Even if Uber is relicensed, either in London or elsewhere, it could have to make changes to its business model which could see it become unsustainable.
Workers in any industry assume the customers will always be there, but sometimes they’re not. Look at retail: Woolworths, BHS, and C&A disappeared from British high streets years ago, and other long-established retailers are struggling. At the time of writing, Mothercare and Marks and Spencer are both in trouble for failing to modernise and acknowledge a shift in shopping habits.
About 25 years ago, when I was a young butter boy, I remember reading an article by Monty Schiman, which I believe was entitled Shopkeepers on Wheels. Yes, we need to think like shopkeepers, the better ones. Customers need to be valued and respected at all times. We need to give the people what they want, and we must move with the times. We need to provide a first class service at all times.
Some retailers get complacent and suddenly find themselves out of date and heading for the scrap heap. Marks & Spencer is still hanging on, but it recently announced store closures because people have switched to shopping online. M&S has often been criticised for being old- fashioned. Even as a 20 year old shopping in Romford, M&S held no interest for me. As I got older I’d shop there now and again, but it never became an exciting place to spend my valuable time.
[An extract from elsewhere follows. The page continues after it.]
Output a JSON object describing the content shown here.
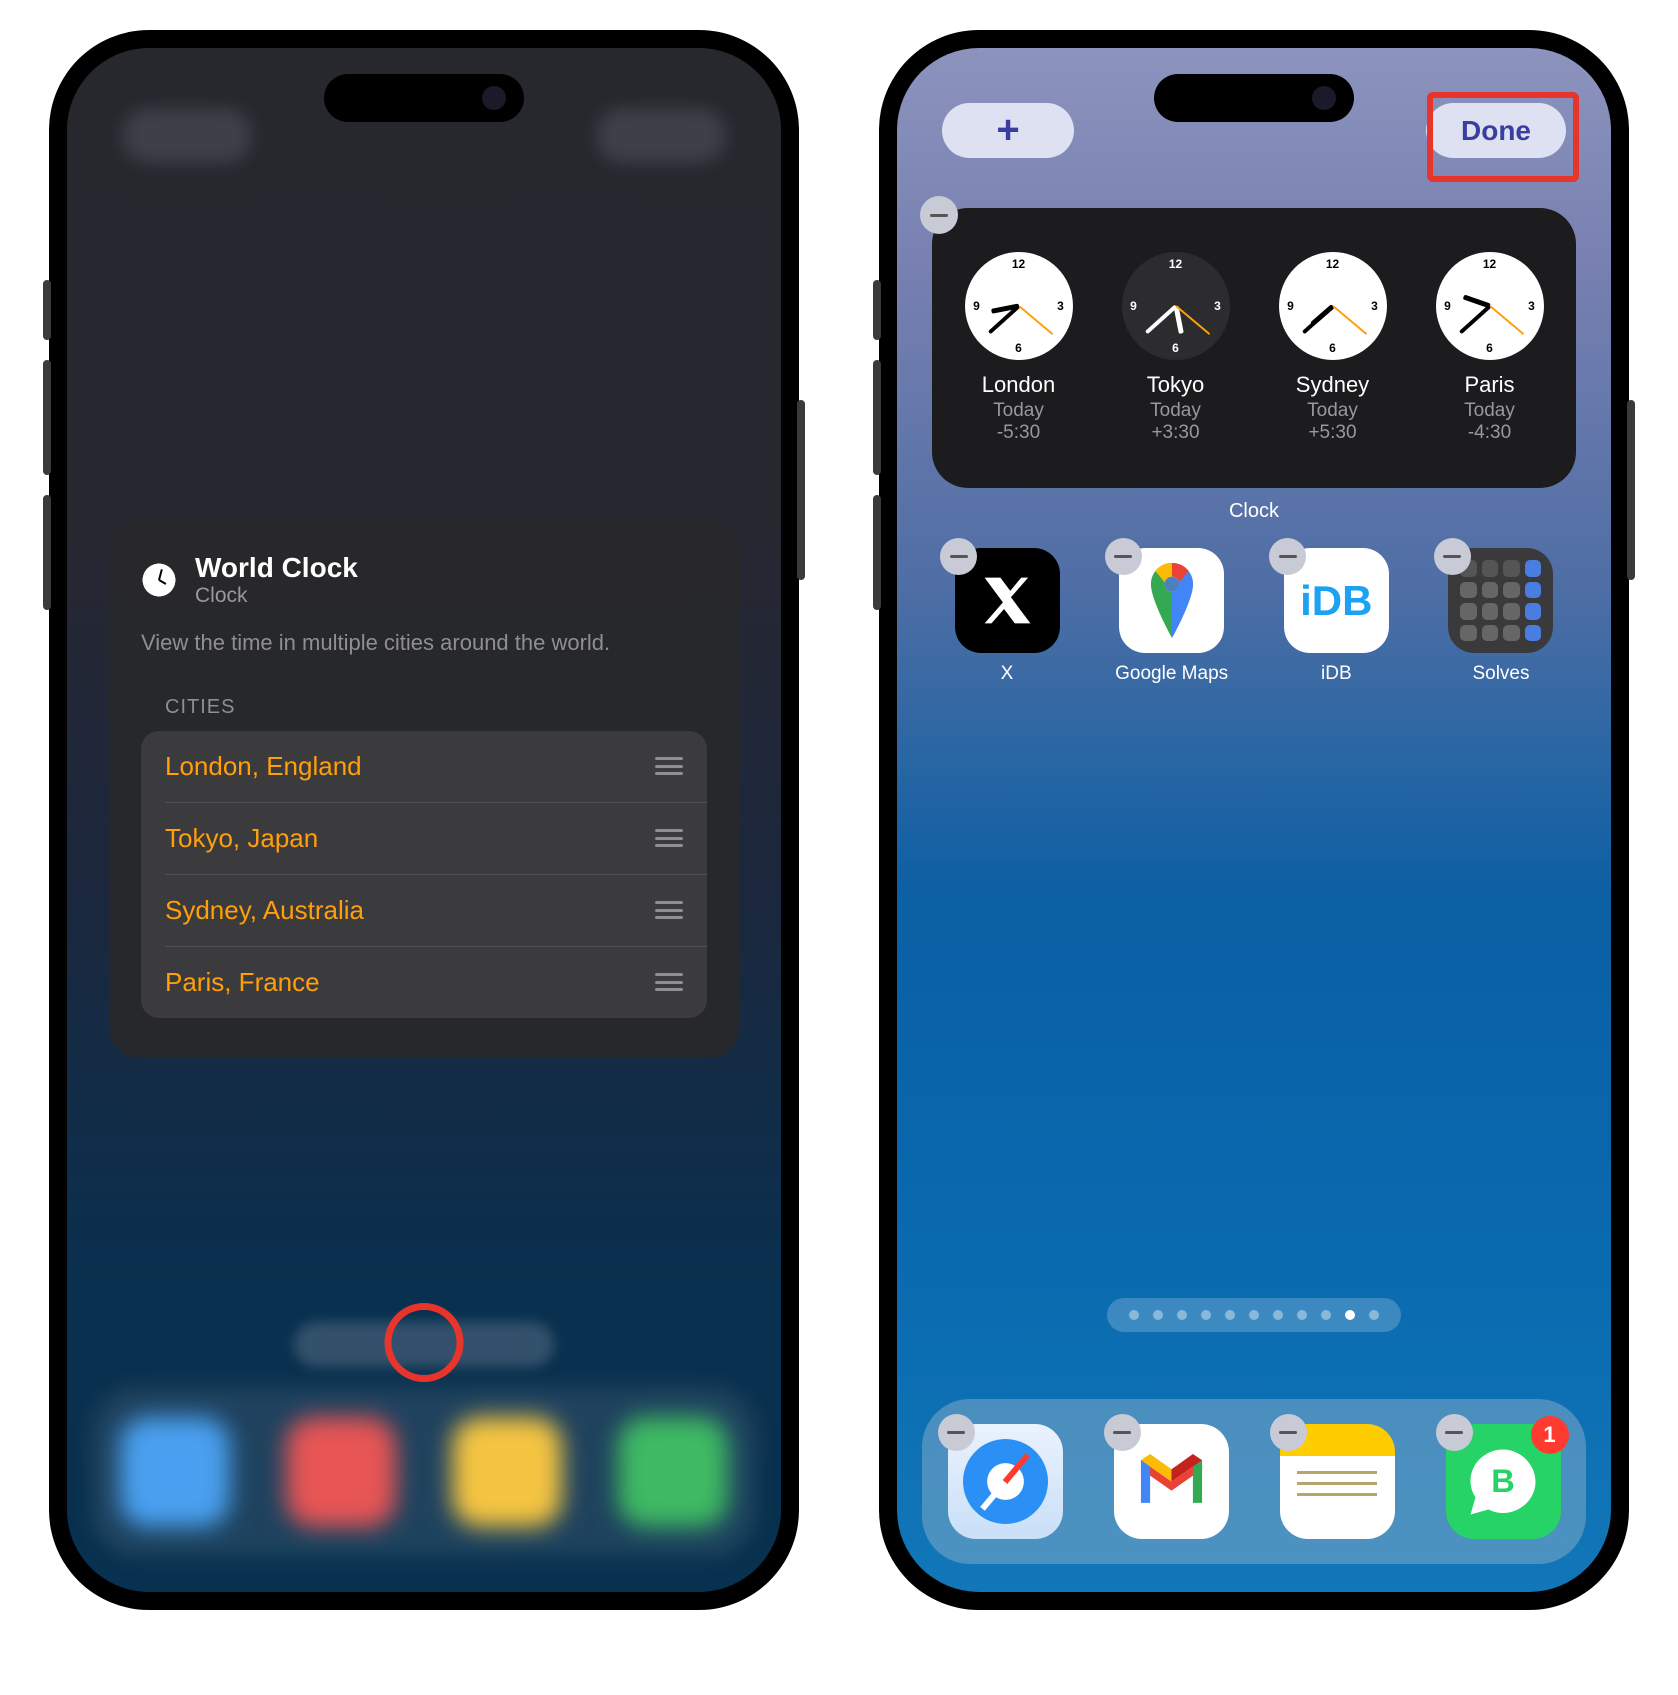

M&S was never a young person’s shop. Maybe we’re not a young person’s transport service with all that waving your hand in the air? There’s no longer any need to visit the high street to shop, nor to hail a cab. As customers desert the high street, even those hardy souls who still venture into the outside world, order transport on-line in the same way. Thankfully, the trade does have computerised booking apps. They aren’t as well-known as Uber, but with Uber weakened, they might help us regain custom.
If, despite our best efforts the terms “taxi” and “private hire” are being blurred in London, they are even more so in the provinces. I recently saw what we are up against. Following a boozy wedding in rural Oxfordshire, my wife and I needed to get to our guest house in South Oxford. With no cab ranks around, our hosts asked the barmaid to order us a taxi. What arrived was a minicab. Never mind, like most boozed-up members of the cab- riding public, we just wanted to get home. I have to say, the experience was faultless.
In a hurry to get off on the following, the missus asked a passing chef to help book us a taxi. It was a small guest house, but they had some kind of booking app on
their wall. It looked a sophisticated piece of equipment, and not one I’d expect to see in a £75 guest house on Iffley Road. He pressed the button a few times and we were told a blue Toyota would be with us in three minutes.
We need to get our thinking caps on and think about how taxis are hailed generally. There are many towns and cities around the world where waving your hand is unusual. Maybe it’s just a London and New York thing? I’ve never waved a cab down in Leighton Buzzard where I live, and it was considered unusual in Northampton where I previously lived. It was all ranks and phones.
Is the solution to install booking apps on walls? Maybe. The PH one in Oxford wasn’t Uber, it was a smaller private hire firm. I’m sure if modest private hire companies have the power, then we should have the ability to fix booking apps on to London hotel walls.